Nachgefragt: Hybrides Lernen für die LKW-Verkäufer der Daimler Truck AG

Schon seit mehr als 20 Jahren setzt Daimler das sogenannte „C-Sales-Programm“ zur Schulung seiner Verkäufer ein. Nach den positiven Erfahrungen mit eLearning während der COVID19-Pandemie sollte das Programm als „C-Sales 3.0“ als hybrides Konzept modernisiert werden. Die besondere Herausforderung stellte dabei jedoch die Tatsache dar, dass das C-Sales-Programm in über 42 internationalen Märkten zum Einsatz kommt. In unserem Interview berichtet Sabrina Schwarz, die Projektverantwortliche der Daimler Truck AG, wie diese Herausforderung gelöst werden konnte.

videoproductioneLearning Journal: Die vitero GmbH hat zusammen mit der Daimler Truck AG den eLearning AWARD 2023 in der Kategorie „Hybrides Lernen“ gewonnen. Das zugrundeliegende Projekt „C-Sales 3.0“ war ein hybrides Ausbildungskonzept bestehend aus digitalen Elementen und anwendungsorientierten Präsenztrainings. Aus welchen Gründen wurde das hybride Trainingskonzept gewählt?

Sabrina Schwarz: Wenn die COVID19-Pandemie uns eines sehr deutlich aufgezeigt hat, dann dass digitale Lernformate uns sehr gut dabei unterstützen können, Wissen anzueignen und gleichzeitig vernetzt zu bleiben. Diese Wissengrundlage schaffen wir bei C-Sales 3.0 mit unseren elearnings, die wir zum Aufbau des notwendigen Grundlagen Know-Hows verwenden, sowie dem virtuellen Klassenzimmer vitero inspire. Dadurch wird sichergestellt, dass die Trainingsgruppen während der Transferphase im Arbeitsalltag verbunden bleiben und die Trainingsinhalte kontinuierlich reflektieren.

Die zweite Seite des hybriden Trainingskonzeptes sind die Trainingscamps als Präsenzkonzept. Uns als Trainingsorganisation ist es wichtig, dass es bei unseren LKW-Verkäufern auch auf der Verhaltensebene „klick“ macht – wie gehe ich auf die B2B-Kunden zu? Wie finde ich die optimale Lösung für deren Geschäftsprozesse? Diese Verhaltensthemen müssen erprobt werden, der Austausch in der Peergroup und mit dem Trainer ist essentiell, daher werden diese Lernziele mit Präsenzveranstaltungen realisiert.

Natürlich sprechen auch unternehmerische Gründe für die Wahl eines hybriden Trainingskonzeptes, sei es das Kriterium Reisekosten oder die Zeit, die Verkäufer nicht on-the-job im Einsatz wären. Zusammengefasst kann man also sagen, dass es uns bei der Gestaltung von C-Sales Truck 3.0 wichtig war, das Beste aus der digitalen und realen Welt zu verbinden.

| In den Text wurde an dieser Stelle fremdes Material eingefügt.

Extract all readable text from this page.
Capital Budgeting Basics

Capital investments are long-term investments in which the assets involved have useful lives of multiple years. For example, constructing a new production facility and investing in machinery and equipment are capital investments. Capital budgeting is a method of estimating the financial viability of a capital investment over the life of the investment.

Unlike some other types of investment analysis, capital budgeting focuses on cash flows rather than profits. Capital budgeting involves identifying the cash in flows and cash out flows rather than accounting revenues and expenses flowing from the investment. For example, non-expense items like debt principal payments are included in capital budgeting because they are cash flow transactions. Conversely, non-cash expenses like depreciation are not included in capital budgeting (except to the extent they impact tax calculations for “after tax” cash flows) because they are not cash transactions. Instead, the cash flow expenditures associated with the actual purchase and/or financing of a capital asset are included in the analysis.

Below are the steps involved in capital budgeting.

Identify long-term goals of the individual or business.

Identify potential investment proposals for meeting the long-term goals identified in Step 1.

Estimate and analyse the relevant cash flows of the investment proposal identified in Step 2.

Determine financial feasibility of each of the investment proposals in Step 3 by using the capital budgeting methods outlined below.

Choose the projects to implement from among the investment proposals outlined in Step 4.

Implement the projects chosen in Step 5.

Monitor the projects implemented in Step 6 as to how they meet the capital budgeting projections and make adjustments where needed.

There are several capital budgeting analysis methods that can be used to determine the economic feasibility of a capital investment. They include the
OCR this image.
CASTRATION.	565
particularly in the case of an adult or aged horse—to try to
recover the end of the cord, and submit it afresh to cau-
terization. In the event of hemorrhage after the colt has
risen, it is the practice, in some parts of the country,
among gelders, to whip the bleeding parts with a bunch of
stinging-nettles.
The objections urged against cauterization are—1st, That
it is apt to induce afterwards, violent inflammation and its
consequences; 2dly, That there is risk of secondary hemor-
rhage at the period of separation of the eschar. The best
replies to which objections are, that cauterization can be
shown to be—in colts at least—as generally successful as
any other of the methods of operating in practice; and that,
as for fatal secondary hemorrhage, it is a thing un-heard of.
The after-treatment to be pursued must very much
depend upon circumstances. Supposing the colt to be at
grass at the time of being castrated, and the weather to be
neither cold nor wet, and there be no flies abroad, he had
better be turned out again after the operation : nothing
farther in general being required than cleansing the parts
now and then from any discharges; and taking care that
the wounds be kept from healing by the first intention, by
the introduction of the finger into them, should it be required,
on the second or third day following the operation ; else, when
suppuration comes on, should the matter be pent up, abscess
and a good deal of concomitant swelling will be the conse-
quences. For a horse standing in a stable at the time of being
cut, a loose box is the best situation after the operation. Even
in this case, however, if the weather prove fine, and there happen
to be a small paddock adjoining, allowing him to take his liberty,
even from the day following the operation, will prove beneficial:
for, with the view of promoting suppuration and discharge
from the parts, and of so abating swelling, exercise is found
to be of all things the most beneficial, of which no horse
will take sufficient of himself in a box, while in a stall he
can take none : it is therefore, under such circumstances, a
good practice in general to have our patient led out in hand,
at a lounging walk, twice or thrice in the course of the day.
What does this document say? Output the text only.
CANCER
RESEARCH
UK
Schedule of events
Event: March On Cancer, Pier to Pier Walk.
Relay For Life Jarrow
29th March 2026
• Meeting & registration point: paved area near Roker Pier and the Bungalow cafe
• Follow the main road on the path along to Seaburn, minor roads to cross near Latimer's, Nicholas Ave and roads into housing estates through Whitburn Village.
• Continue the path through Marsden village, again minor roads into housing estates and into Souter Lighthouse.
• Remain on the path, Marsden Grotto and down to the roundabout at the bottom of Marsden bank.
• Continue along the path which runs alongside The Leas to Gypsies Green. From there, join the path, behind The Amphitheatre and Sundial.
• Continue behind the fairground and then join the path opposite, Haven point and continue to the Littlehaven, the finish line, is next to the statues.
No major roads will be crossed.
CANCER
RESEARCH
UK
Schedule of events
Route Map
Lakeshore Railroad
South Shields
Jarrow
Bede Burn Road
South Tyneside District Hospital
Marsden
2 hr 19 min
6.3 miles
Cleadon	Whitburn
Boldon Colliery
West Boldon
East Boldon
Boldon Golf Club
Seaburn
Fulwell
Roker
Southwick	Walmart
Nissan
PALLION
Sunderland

eLearning Journal: Für die Umsetzung in der digitalen Welt hat sich Daimler Truck für vitero inspire entschieden. Was waren die ausschlaggebenden Gründe dafür?

Sabrina Schwarz: Die besonderen Funktionen und Kollaborationstools in vitero inspire ermöglichen unseren Teilnehmern eine hohe Beteiligung an der Ausarbeitung der Ergebnisse trotz räumlicher Distanz. Dadurch wird eine intensive Zusammenarbeit der digitalen Trainingsgruppen erst ermöglicht. Ein weiterer Grund für die Entscheidung für vitero inspire war das Thema Datenschutz, hierbei konnte das Tool allen Anforderungen gerecht werden. Des Weiteren war es uns wichtig, neben einem hochwertigen und benutzerfreundlichen Tool auch einen kompetenten und verlässlichen Partner an unserer Seite zu haben.

eLearning Journal: Das Training sollte 100% „truck-dedicated“ sein. Was kann man sich darunter konkret vorstellen?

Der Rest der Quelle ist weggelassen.